- Genre: Action • Drama
- Created by: J. C. Wilsher
- Written by: Peter Jukes Michael Jenner Brian McGill Alan Whiting
- Directed by: Peter Barber-Fleming Christopher King Ian Knox
- Starring: Michael Carter Seamus Gubbins Allie Byrne Adam Levy Claire Benedict Maria McAteer Ken Drury Vincent Regan Kelle Spry Morgan Jones Charlie Caine
- Opening theme: "Guardian Angel" by Marcella Detroit
- Composers: Francis Haines Stephen W. Parsons
- Country of origin: United Kingdom
- Original language: English
- No. of series: 1
- No. of episodes: 7

Production
- Executive producer: Antony Root
- Producer: Gillian Gordon
- Production locations: London, England, UK
- Cinematography: Peter Middleton
- Editor: Martin Sharpe
- Running time: 60 minutes
- Production companies: Thames Television Meridian Television

Original release
- Network: ITV
- Release: 8 January – 19 February 1996

= Call Red =

Call Red is a British television action drama series created by J. C. Wilsher that premiered on 8 January 1996 on ITV. The series follows the adventures of an Air Ambulance squad, captained by Phillip Tulloch (Michael Carter). The series draws upon a documentary-style feel, including hand-held camera work for helicopter-based scenes, and detailed outlines of the procedures carried out by the medics themselves. Just a single series of seven episodes was produced. The complete series has been earmarked for release on DVD by Network Distributing, although no set date has been given for the release.

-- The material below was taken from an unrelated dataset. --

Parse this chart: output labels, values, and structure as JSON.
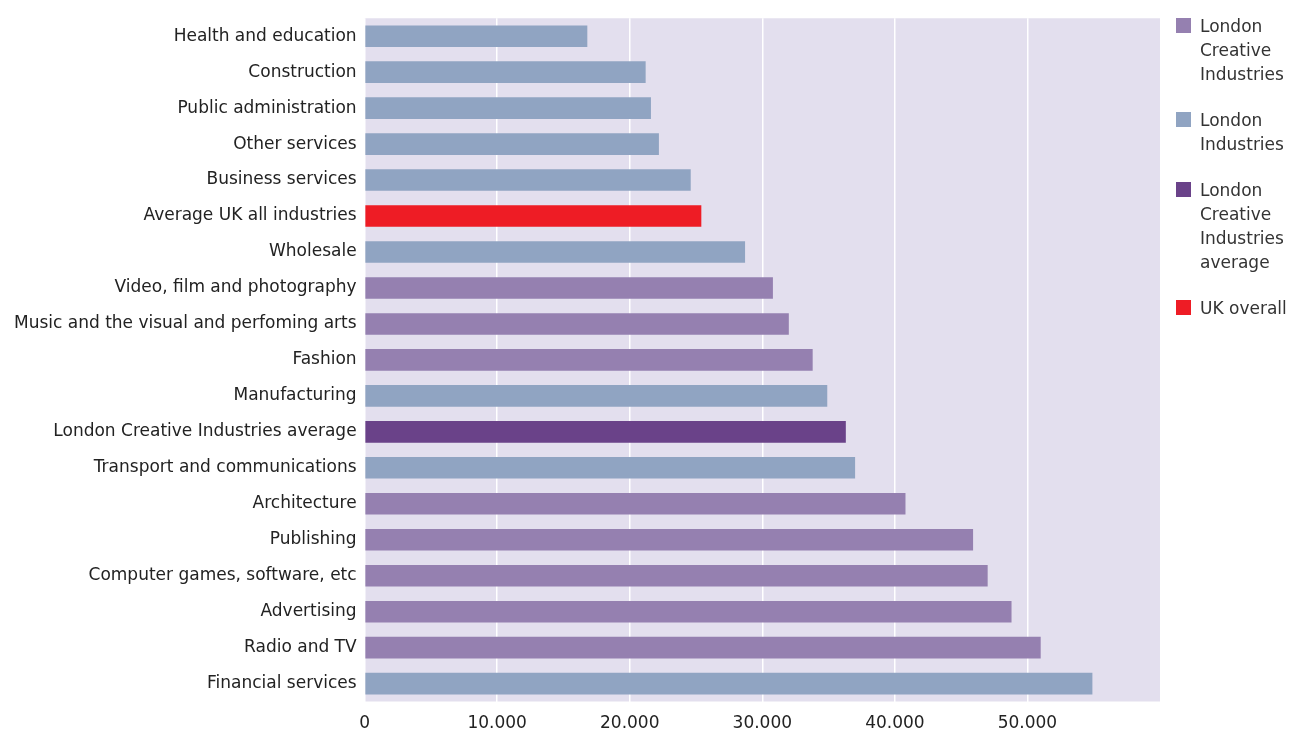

Early reception of the series was critical. Thomas Sutcliffe of The Independent said that the series is composed of "wooden acting" and "cardboard dialogue", and that "the wiser viewer will realise it shows no vital signs at all". Jim White of The Independent stated that "all the characters were ludicrously gung-ho, self-important and convinced they were the only people capable of administering medical assistance; typical doctors then, but not much fun to spend sixty minutes with".

==Cast==
- Michael Carter as Phillip Tulloch
- Seamus Gubbins as Sean Brooks
- Allie Byrne as Alyson Butler
- Adam Levy as Sam Kline
- Claire Benedict as Jude Patton
- Maria McAteer as Kelly Wallace
- Ken Drury as Ross Murray
- Vincent Regan as Ray Sidley
- Kelle Spry as Clare Waddington
- Morgan Jones as Gary Moulton
- Charlie Caine as Terry Dukes

==Episodes==

| No. | Title | Directed by | Written by | Original release date |
|---|---|---|---|---|
| 1 | "Invasion of the Body Snatchers" | Ian Knox | Michael Jenner & Peter Jukes | 8 January 1996 |
| 2 | "Baptism of Fire" | Unknown | Peter Jukes | 15 January 1996 |
| 3 | "Heartbreaker" | Ian Knox | J.C. Wilsher | 22 January 1996 |
| 4 | "Force of Habit" | Unknown | Unknown | 29 January 1996 |
| 5 | "Life Extinct" | Unknown | Unknown | 5 February 1996 |
| 6 | "Night Sun" | Ian Knox | Peter Jukes | 12 February 1996 |
| 7 | "Breaking Strain" | Ian Knox | Unknown | 19 February 1996 |

==Reception==
The series came under fire when aircraft equipment used in the filming of an episode which saw the team helping victims of a plane crash was returned to the owners severely damaged. It was claimed that the damage amounted to more than £48,000, and was caused when the production company, Thames Television, chose to light fires around fuselage and landing gear, which resulted in burning and corrosion of said equipment, and further damage was caused when the producers tried to extinguish the fires. The case was brought to court on 10 January 1996, just two days after the first episode premiered on ITV.